Japanese, S. Korean abductees' kin seek U.S. citizens' help
April 23, 2006
(Japan Economic Newswire Via Thomson Dialog NewsEdge)WASHINGTON, April 22_(Kyodo) _ The kin and supporters of both Japanese and South Korean citizens abducted by North Korea issued an appeal Saturday for ordinary U.S. citizens and President George W. Bush to provide help to rescue the abductees, at a rally in front of the White House.
"Citizens of the United States, please join forces with our struggle," said Kenichi Ichikawa, elder brother of Shuichi Ichikawa, who vanished from a Kagoshima Prefecture beach in 1978 at age 23 along with his girlfriend Rumiko Masumoto, then 24.
In September 2002, North Korea acknowledged having abducted the couple, but claimed that Ichikawa died of a heart attack while swimming in 1979 after marrying Masumoto the same year.
Misa Morimoto, twin sister of Miho Yamamoto, who went missing from Kofu, Yamanashi Prefecture, in 1984 at age 20, told the rally, "I will go on appealing to people until I can meet my sister."
In a letter handed to organizers and read out at the rally, 82-year-old Choi Gye Wol, the mother of a South Korean man believed to have been abducted in 1978 to train North Korean spies and thought to be the husband of Japanese abductee Megumi Yokota, called for help to secure his repatriation.
"Mr. Bush, fellow Korean-Americans, please, please help me to see my son before I die. Please help this old mother's wish come true," she said in the letter.
"I dream about your coming into my arms, then I wake up while screaming your name," according to the English translation of the letter.
On Thursday, Sakie Yokota, the mother of Megumi, is to testify before a U.S. congressional hearing on the case of her daughter and those of other abductees.
Megumi, abducted in 1977 at age 13, married a Korean man in 1986 and gave birth to a daughter in 1987, according to the North Korean government's 2002 explanation to the Japanese government.
On April 11, the Japanese government, releasing the results of DNA tests on Kim's relatives and Kim Hye Gyong, Megumi's daughter, said Megumi's husband is most likely Kim Young Nam.
Kim is among five men abducted by North Korea between 1977 and 1978 from southern parts of South Korea when they were between the ages of 16 and 18, according to Choi Seong Ryong, the head of a group of South Korean abductees' family members. Choi had flown in to Washington to join the rally.
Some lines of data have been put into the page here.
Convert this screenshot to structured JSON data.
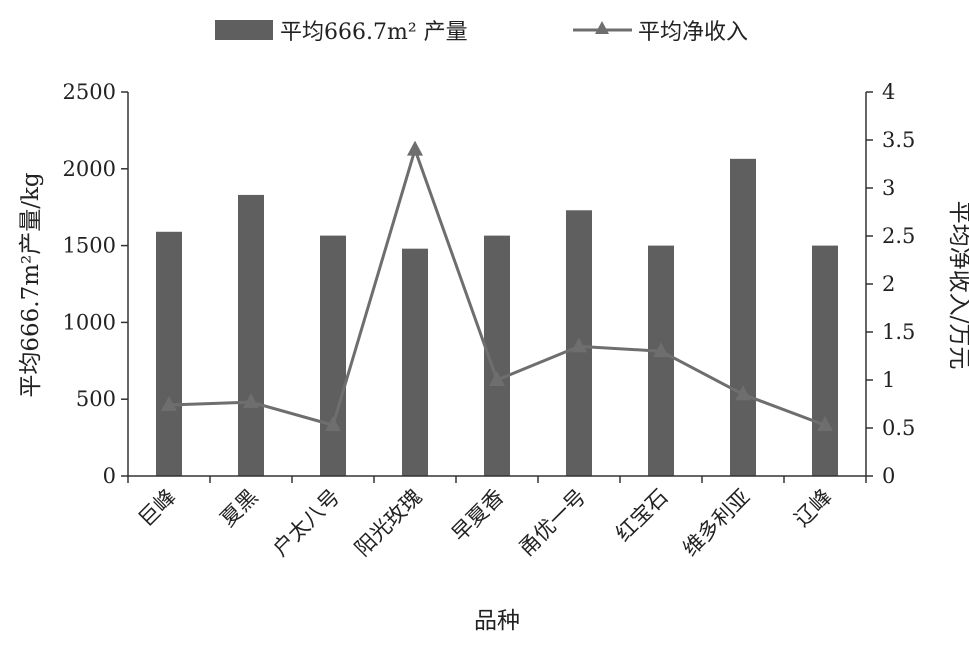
{
  "chart_data": {
    "type": "bar",
    "categories": [
      "巨峰",
      "夏黑",
      "户太八号",
      "阳光玫瑰",
      "早夏香",
      "甬优一号",
      "红宝石",
      "维多利亚",
      "辽峰"
    ],
    "series": [
      {
        "name": "平均666.7m² 产量",
        "type": "bar",
        "axis": "left",
        "values": [
          1590,
          1830,
          1565,
          1480,
          1565,
          1730,
          1500,
          2065,
          1500
        ]
      },
      {
        "name": "平均净收入",
        "type": "line",
        "axis": "right",
        "marker": "triangle",
        "values": [
          0.74,
          0.77,
          0.53,
          3.4,
          1.0,
          1.35,
          1.3,
          0.85,
          0.53
        ]
      }
    ],
    "xlabel": "品种",
    "ylabel": "平均666.7m²产量/kg",
    "y2label": "平均净收入/万元",
    "ylim": [
      0,
      2500
    ],
    "y2lim": [
      0,
      4
    ],
    "yticks": [
      "0",
      "500",
      "1000",
      "1500",
      "2000",
      "2500"
    ],
    "y2ticks": [
      "0",
      "0.5",
      "1",
      "1.5",
      "2",
      "2.5",
      "3",
      "3.5",
      "4"
    ],
    "grid": false,
    "legend_position": "top",
    "colors": {
      "bar": "#5f5f5f",
      "line": "#6e6e6e",
      "axis": "#333333"
    }
  }
}
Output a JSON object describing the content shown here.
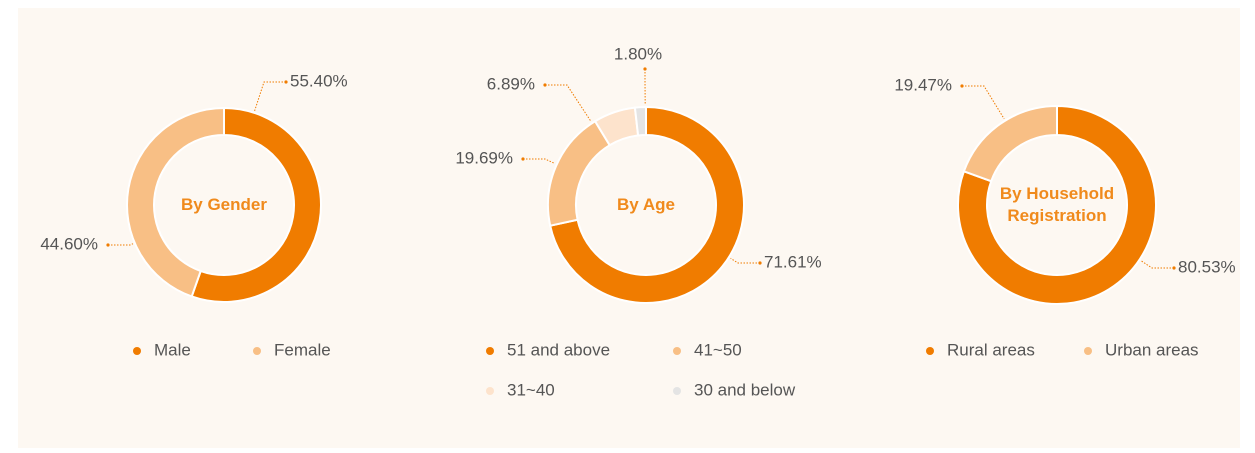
{
  "chart_data": [
    {
      "type": "pie",
      "title": "By Gender",
      "categories": [
        "Male",
        "Female"
      ],
      "values": [
        55.4,
        44.6
      ],
      "value_labels": [
        "55.40%",
        "44.60%"
      ],
      "colors": [
        "#f07c00",
        "#f8bf85"
      ]
    },
    {
      "type": "pie",
      "title": "By Age",
      "categories": [
        "51 and above",
        "41~50",
        "31~40",
        "30 and below"
      ],
      "values": [
        71.61,
        19.69,
        6.89,
        1.8
      ],
      "value_labels": [
        "71.61%",
        "19.69%",
        "6.89%",
        "1.80%"
      ],
      "colors": [
        "#f07c00",
        "#f8bf85",
        "#fde3cc",
        "#e4e4e4"
      ]
    },
    {
      "type": "pie",
      "title": "By Household Registration",
      "categories": [
        "Rural areas",
        "Urban areas"
      ],
      "values": [
        80.53,
        19.47
      ],
      "value_labels": [
        "80.53%",
        "19.47%"
      ],
      "colors": [
        "#f07c00",
        "#f8bf85"
      ]
    }
  ]
}
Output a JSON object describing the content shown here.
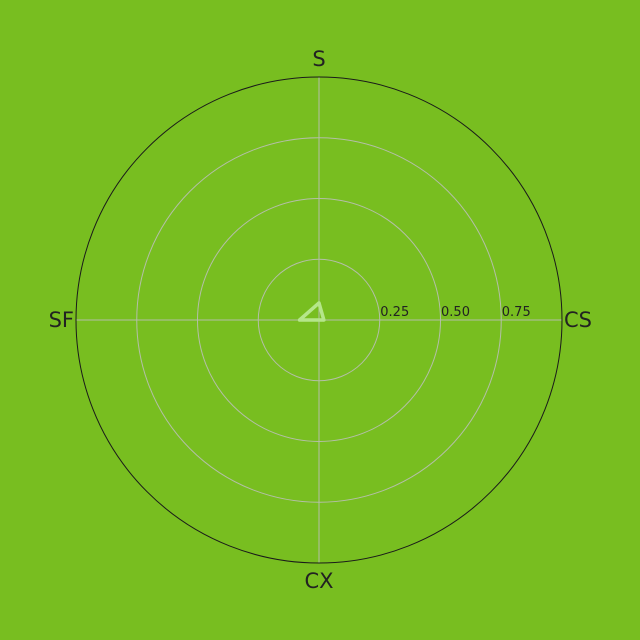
{
  "colors": {
    "background": "#78be20",
    "grid": "#b4bfa8",
    "outer_ring": "#1a1a1a",
    "series": "#b5e68a",
    "text": "#222222"
  },
  "chart_data": {
    "type": "radar",
    "axes": [
      "S",
      "CS",
      "CX",
      "SF"
    ],
    "radial_ticks": [
      {
        "value": 0.25,
        "label": "0.25"
      },
      {
        "value": 0.5,
        "label": "0.50"
      },
      {
        "value": 0.75,
        "label": "0.75"
      }
    ],
    "rlim": [
      0,
      1
    ],
    "grid": true,
    "series": [
      {
        "values": [
          0.07,
          0.02,
          0.0,
          0.08
        ]
      }
    ]
  }
}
Shoichi Osawa, elder brother of Takashi Osawa, believed to have been kidnapped in 1974 at age 27 in Sado, Niigata Prefecture, said, "A resolve to continue this movement at any cost until I can get back my brother is growing in me, now that solidarity has formed with South Koreans."
Shoichi is one of some 50 participants in the rally to drum up support for the abductees' cause.
North Korea has admitted its agents abducted 13 Japanese and brought them to the country from the late 1970s to the early 1980s. But Japan has recognized 16 nationals, including the 13, as having been abducted.